Dissertation Research:

The Pen is Mightier than the Sword: How the Ahmadiyya Muslim Community Enacts Peacebuilding

What are the possibilities of conceptualizing agency for religious actors beyond secular biases? The goal of my dissertation is to explore the tensions within secular conceptualizations of religious practice, agency, and opposition by studying the constitutive relationship between religious practices and sociopolitical contexts within a persecuted religious community. Studying the Ahmadiyya Muslim Community contributes to debates on theorizing secular-religious encounters, specifically through the community’s peacebuilding efforts and evocation of religious freedom.

Jama’at-i-Ahmadiyya, or the Ahmadiyya Muslim Community, is a persecuted and marginalized Muslim group that originated in India during the British colonial period.

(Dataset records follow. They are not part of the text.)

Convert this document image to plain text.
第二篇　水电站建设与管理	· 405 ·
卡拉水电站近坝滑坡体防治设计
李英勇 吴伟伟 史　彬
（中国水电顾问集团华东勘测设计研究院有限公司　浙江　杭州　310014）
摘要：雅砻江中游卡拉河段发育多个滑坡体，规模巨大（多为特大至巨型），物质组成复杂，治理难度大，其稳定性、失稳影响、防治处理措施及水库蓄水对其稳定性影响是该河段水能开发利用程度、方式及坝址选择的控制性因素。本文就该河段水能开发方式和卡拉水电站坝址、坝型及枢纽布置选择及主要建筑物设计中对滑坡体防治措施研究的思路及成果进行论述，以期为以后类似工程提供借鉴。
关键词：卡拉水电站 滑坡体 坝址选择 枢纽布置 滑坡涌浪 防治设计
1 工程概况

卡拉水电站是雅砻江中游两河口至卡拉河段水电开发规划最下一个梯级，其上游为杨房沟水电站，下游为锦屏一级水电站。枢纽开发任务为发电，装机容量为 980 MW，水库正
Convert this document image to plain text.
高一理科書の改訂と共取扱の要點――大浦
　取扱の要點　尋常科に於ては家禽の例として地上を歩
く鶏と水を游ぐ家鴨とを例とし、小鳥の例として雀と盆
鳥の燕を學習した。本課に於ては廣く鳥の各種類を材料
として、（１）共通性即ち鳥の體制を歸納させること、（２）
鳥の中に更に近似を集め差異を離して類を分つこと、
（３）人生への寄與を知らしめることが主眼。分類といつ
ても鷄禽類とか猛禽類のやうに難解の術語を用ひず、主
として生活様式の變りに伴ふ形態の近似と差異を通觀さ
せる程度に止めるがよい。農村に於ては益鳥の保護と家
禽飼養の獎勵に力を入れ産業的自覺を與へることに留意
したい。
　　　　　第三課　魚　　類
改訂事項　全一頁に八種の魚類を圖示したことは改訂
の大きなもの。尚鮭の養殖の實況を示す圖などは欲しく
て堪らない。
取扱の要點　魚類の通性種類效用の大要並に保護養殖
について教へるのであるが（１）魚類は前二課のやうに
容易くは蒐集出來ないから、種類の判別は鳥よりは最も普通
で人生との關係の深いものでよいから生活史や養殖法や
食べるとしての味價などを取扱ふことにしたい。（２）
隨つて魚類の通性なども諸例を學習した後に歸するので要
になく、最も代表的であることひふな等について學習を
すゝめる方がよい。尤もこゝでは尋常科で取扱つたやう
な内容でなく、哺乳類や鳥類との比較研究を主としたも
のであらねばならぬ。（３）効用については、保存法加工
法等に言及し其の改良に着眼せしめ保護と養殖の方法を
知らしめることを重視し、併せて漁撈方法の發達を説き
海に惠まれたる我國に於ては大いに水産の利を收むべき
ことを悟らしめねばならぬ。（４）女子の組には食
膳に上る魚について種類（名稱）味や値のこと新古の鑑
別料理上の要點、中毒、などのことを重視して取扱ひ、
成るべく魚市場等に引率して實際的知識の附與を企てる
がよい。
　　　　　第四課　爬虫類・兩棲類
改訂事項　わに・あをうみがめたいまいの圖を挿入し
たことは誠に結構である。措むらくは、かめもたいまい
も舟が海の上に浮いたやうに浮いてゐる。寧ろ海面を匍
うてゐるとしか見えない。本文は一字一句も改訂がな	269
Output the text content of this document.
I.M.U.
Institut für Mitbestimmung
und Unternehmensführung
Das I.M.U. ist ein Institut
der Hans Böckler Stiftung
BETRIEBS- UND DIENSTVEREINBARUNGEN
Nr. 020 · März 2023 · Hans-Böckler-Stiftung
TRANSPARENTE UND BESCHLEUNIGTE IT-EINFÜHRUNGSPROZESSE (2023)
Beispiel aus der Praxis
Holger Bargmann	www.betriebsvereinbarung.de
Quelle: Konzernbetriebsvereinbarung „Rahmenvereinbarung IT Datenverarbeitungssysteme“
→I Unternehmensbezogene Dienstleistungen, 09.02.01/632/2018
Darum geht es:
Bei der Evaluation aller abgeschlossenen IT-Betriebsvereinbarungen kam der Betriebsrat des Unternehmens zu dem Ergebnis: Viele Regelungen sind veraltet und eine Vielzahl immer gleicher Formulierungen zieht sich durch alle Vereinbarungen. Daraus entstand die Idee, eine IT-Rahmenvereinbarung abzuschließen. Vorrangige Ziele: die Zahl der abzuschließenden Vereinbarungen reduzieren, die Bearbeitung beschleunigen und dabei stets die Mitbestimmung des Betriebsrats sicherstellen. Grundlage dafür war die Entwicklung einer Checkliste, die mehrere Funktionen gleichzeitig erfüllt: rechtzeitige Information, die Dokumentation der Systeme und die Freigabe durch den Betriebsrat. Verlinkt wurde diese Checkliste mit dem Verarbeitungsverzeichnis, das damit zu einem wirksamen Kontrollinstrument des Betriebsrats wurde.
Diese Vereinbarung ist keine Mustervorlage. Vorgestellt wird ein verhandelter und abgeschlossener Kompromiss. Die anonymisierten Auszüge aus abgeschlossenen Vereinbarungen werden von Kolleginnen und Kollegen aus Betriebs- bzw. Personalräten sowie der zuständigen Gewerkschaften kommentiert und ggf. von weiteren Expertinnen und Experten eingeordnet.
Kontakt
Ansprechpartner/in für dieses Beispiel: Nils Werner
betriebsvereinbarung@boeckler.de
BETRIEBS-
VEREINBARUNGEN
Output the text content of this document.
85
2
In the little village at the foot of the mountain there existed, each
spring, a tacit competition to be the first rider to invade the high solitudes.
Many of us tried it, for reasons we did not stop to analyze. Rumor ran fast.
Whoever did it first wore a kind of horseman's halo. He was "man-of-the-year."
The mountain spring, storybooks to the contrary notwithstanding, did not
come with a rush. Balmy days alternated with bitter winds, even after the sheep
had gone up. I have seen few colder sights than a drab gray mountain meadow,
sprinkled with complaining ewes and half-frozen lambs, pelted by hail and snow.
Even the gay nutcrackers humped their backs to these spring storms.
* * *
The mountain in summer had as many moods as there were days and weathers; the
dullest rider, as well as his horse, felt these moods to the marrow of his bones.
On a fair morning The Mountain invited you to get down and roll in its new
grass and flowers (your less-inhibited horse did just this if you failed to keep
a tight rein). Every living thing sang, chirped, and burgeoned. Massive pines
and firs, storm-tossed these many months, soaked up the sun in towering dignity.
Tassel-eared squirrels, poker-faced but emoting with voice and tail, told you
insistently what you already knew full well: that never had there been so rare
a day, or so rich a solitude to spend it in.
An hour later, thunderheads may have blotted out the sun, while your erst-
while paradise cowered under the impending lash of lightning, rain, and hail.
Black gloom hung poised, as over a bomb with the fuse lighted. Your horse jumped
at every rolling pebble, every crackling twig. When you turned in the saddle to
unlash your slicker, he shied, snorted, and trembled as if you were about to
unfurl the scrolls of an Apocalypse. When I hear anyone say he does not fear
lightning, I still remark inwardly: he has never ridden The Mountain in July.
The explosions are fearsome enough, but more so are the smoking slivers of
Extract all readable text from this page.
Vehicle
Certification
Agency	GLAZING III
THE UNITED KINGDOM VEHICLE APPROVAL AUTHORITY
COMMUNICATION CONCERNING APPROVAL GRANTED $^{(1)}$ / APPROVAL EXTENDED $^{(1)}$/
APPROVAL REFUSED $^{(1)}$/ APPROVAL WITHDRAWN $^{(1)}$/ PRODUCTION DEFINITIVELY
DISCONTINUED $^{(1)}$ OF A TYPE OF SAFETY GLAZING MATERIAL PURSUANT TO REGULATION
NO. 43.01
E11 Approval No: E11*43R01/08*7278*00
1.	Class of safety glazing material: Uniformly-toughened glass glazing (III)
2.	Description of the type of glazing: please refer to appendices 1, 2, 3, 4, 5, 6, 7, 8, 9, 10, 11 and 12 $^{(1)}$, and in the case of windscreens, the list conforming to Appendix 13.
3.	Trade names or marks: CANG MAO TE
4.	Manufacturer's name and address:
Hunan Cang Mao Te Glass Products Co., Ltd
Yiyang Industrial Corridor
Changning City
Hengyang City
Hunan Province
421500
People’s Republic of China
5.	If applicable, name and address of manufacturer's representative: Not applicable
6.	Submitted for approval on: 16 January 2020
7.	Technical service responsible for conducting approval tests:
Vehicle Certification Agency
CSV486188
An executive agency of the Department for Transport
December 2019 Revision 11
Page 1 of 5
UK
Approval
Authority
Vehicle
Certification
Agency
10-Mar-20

This community self-identifies as Muslim and this identity claim has been challenged by many South Asian and global Muslim leaders since its inception (Khan 2015). In Pakistan, Ahmadi adherents are legally designated as non-Muslim, according to the Second Amendment of the Pakistani Constitution. Ahmadi communities also face various forms of persecution in Muslim-majority contexts, including Bangladesh, Indonesia, Saudi Arabia, Malaysia and in Muslim-majority areas of the UK (Acquah 2011; BBC 2019; Burhani 2014; Haron 2018; Samwini 2006). Due to their sociopolitical persecution and marginalization, notions of ‘opposing’ claims of heresy, I argue, are constitutive of Ahmadi interpretations of Islam.

The Ahmadiyya Muslim Community challenges the constructed binaries between the secular/religious, subaltern/elite, and opposition/submission. The tensions between the community’s socioeconomic positionings and its marginalized status as Muslims allows me to theorize the fluidity through which religious actors engage as local and global political actors. My study goes beyond challenging the long-standing debates on how notions of “the religious” have been mischaracterized and misunderstood in our “secular age” (see Taylor 2007, among others). Through Bhabha’s (1994; 1997) theories on agency, and Lynch’s (2009; 2014) neo-Weberian approach, I will explore the negotiations occurring in religious communities between interpretations of their religious guidelines and their sociopolitical contexts that are beyond secularized understandings of ‘opposition.’ In theorizing the intersubjective understandings of ‘opposition’ within religious communities, I interrogate the possibilities of studying the “religious agent,” “subaltern/postcolonial agent,” and “resistant agent.”